Durante a primeira infância, nossos cuidadores primários são de imensa importância para nós, pois nossa vida está intimamente ligada à deles. Nós lhe fazemos pedidos; eles, por sua vez, pedem que nos comportemos de certas maneiras, e não de outras, e que aprendamos muitas coisas: a falar sua língua (usando palavra, expressões e gramática não criadas por nós) e a regular nossas necessidades de alimentação, calor, excreção, etc. de acordo com os horários deles. Essas pessoas são nossa fonte primária de atenção e afeição, e é frequente tentarmos conquistar sua aprovação e seu amor, conformando-nos a seus desejos. Quanto melhor satisfizermos suas demandas, maior será a probabilidade de obtermos sua aprovação. Quanto mais completamente satisfizermos seus anseios, mais amor tenderemos a obter deles.
Mas eles nem sempre nos dizem o que querem. Muitas vezes limitam-se a nos dizer o que não querem, e depois nos castigam por nossos erros. Para cair nas suas graças e evitar esse castigo e essa desaprovação, procuramos decifrar suas simpatias, antipatias e anseios: “O que eles querem?” , “O que eles querem de mim?”.
Mesmo quando eles nos dizem o que querem – “Você vai ser advogado quando crescer, ponto final!” – , a mensagem pode não ser tão transparente quanto parece. À parte o fato de que podemos optar por aquiescer a essas vontades ou por nos rebelarmos contra elas, em sinal de protesto, podemos intuir que, embora nossos pais digam (talvez até peçam), na verdade prefeririam outra: que fôssemos algo que eles sempre quiserem ser mas não conseguiram, – ou que não sejamos o que eles sempre quiseram ser mas não conseguiram, porque eles se sentiriam ameaçados por isso, preferindo nos ver como fracassos, ou como “gente comum” feito eles.
Em nossa tentativa de decifrar suas vontades, confrontamo-nos com o fato de que as pessoas nem sempre querem dizer o que dizem, querem o que dizem querer, ou desejam aquilo que pedem. A linguagem humana permite que as pessoas digam uma coisa e pensem outra. Um dos pais pode estar apenas enunciando o que o outro quer ardentemente, e intuímos isso, e nos perguntamos o que ele “realmente quer”.
O desejo de nossos pais torna-se a mola mestra do nosso: queremos saber o que eles querem para melhor satisfazê-los ou para frustrá-los em seus propósitos, descobrir onde nos enquadramos em suas tramas e planos, e encontram um nicho para nós em seu desejo. Queremos ser desejados por eles; como diz Lacan “o desejo do homem é ser desejado pelo Outro” (neste caso, o Outro parental).

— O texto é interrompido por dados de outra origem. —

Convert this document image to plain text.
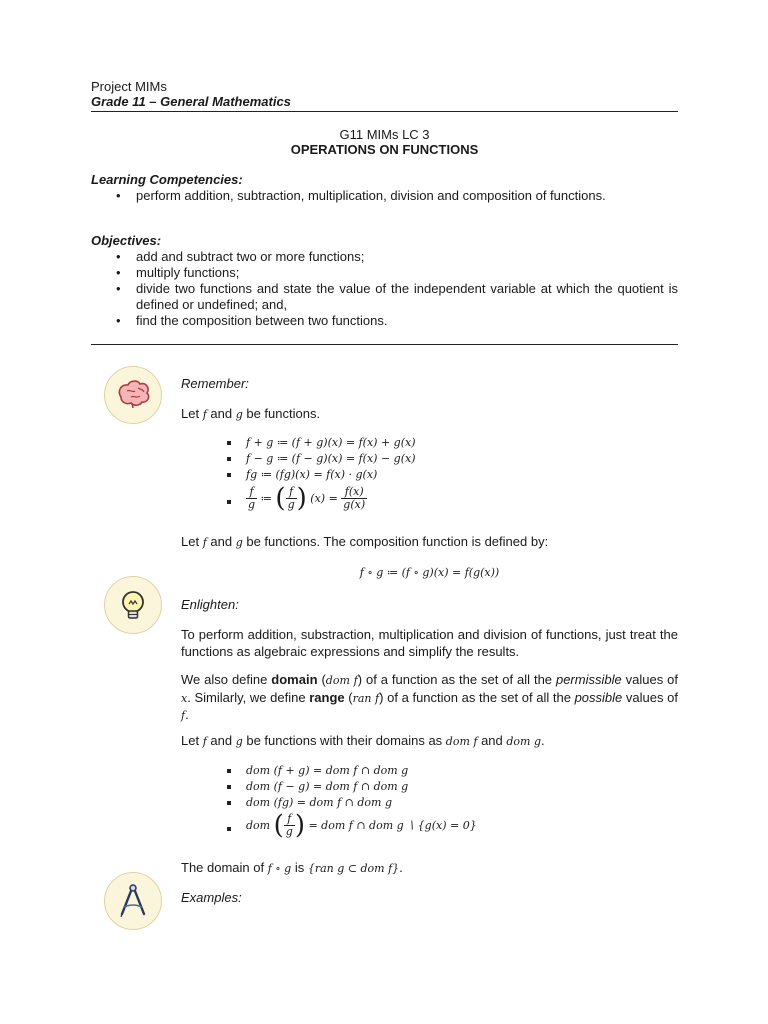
Project MIMs
Grade 11 – General Mathematics
G11 MIMs LC 3
OPERATIONS ON FUNCTIONS
Learning Competencies:
• perform addition, subtraction, multiplication, division and composition of functions.
Objectives:
• add and subtract two or more functions;
• multiply functions;
• divide two functions and state the value of the independent variable at which the quotient is defined or undefined; and,
• find the composition between two functions.
Remember:
Let f and g be functions.
f + g ≔ (f + g)(x) = f(x) + g(x)
f − g ≔ (f − g)(x) = f(x) − g(x)
fg ≔ (fg)(x) = f(x) · g(x)
$\frac{f}{g}$ ≔ ( $\frac{f}{g}$ ) $(x) = \frac{f(x)}{g(x)}$
Let f and g be functions. The composition function is defined by:
f ∘ g ≔ (f ∘ g)(x) = f(g(x))
Enlighten:
To perform addition, substraction, multiplication and division of functions, just treat the functions as algebraic expressions and simplify the results.
We also define domain (dom f) of a function as the set of all the permissible values of x. Similarly, we define range (ran f) of a function as the set of all the possible values of f.
Let f and g be functions with their domains as dom f and dom g.
dom (f + g) = dom f ∩ dom g
dom (f − g) = dom f ∩ dom g
dom (fg) = dom f ∩ dom g
dom ( $\frac{f}{g}$ ) = dom f ∩ dom g ∖ {g(x) = 0}
The domain of f ∘ g is {ran g ⊂ dom f}.
Examples:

É o desejo deles, amiúde bastante opaco ou enigmático, que desperta o nosso: nossa curiosidade, nossa determinação de descobrir certas coisas, de investigar o mundo, de ler e interpretar gestos, ações, tons de voz e conversas que se pretende que fiquem fora do alcance de nossos ouvidos ou além da nossa compreensão. É o desejo deles que nos move, que nos leva a fazer coisas no mundo; ele dá vida ao nosso desejo.
Na tentativa de discernir o desejo deles, descobrimos que certos objetos são cobiçados pelo Outro e aprendemos a querê-lo, nós mesmos, moldando nosso desejo no desejo do Outro. Não só queremos que o desejo do Outro se dirija a nós (queremos ser o objeto, a rigor, o objeto mais importante do desejo do Outro), como também passamos a desejar como o Outro – tomamos os desejos do Outro como nossos.
Quando uma mãe, na frente de sua ilha pequena, expressa admiração por certo ator por sua autoconfiança excessiva e sua abordagem pragmática das mulheres, é provável que a filha incorpore esses atributos à sua imagem de príncipe encantado. Tais atributos, descobertos anos depois durante a análise das fantasias dessa filha, tendem a dar margem a um sentimento de indignação e alienação: “Como pude adotar as fantasias dela?” , “Que coisa repugnante! Nem as minhas fantasias são realmente minhas”.
Embora a assimilação dos desejos do Outro seja um aspecto inevitável da formação do desejo, ela é vivenciada, mais tarde, como uma intromissão ou violação: o Outro fez isso comigo, pôs isso em mim, me fez ser deste jeito, me fez querer isto e não aquilo. Nem o meu desejo é meu.
O desejo do Outra causa o nosso. O que às vezes consideramos mais pessoal e intimo revela-se vindo d outro lugar de uma fonte externa. E não é de uma fonte qualquer: vem justamente dos nossos pais!
Fonte: Fink, Bruce. Introdução clínica à psicanálise lacaniana. Zahar, 2018.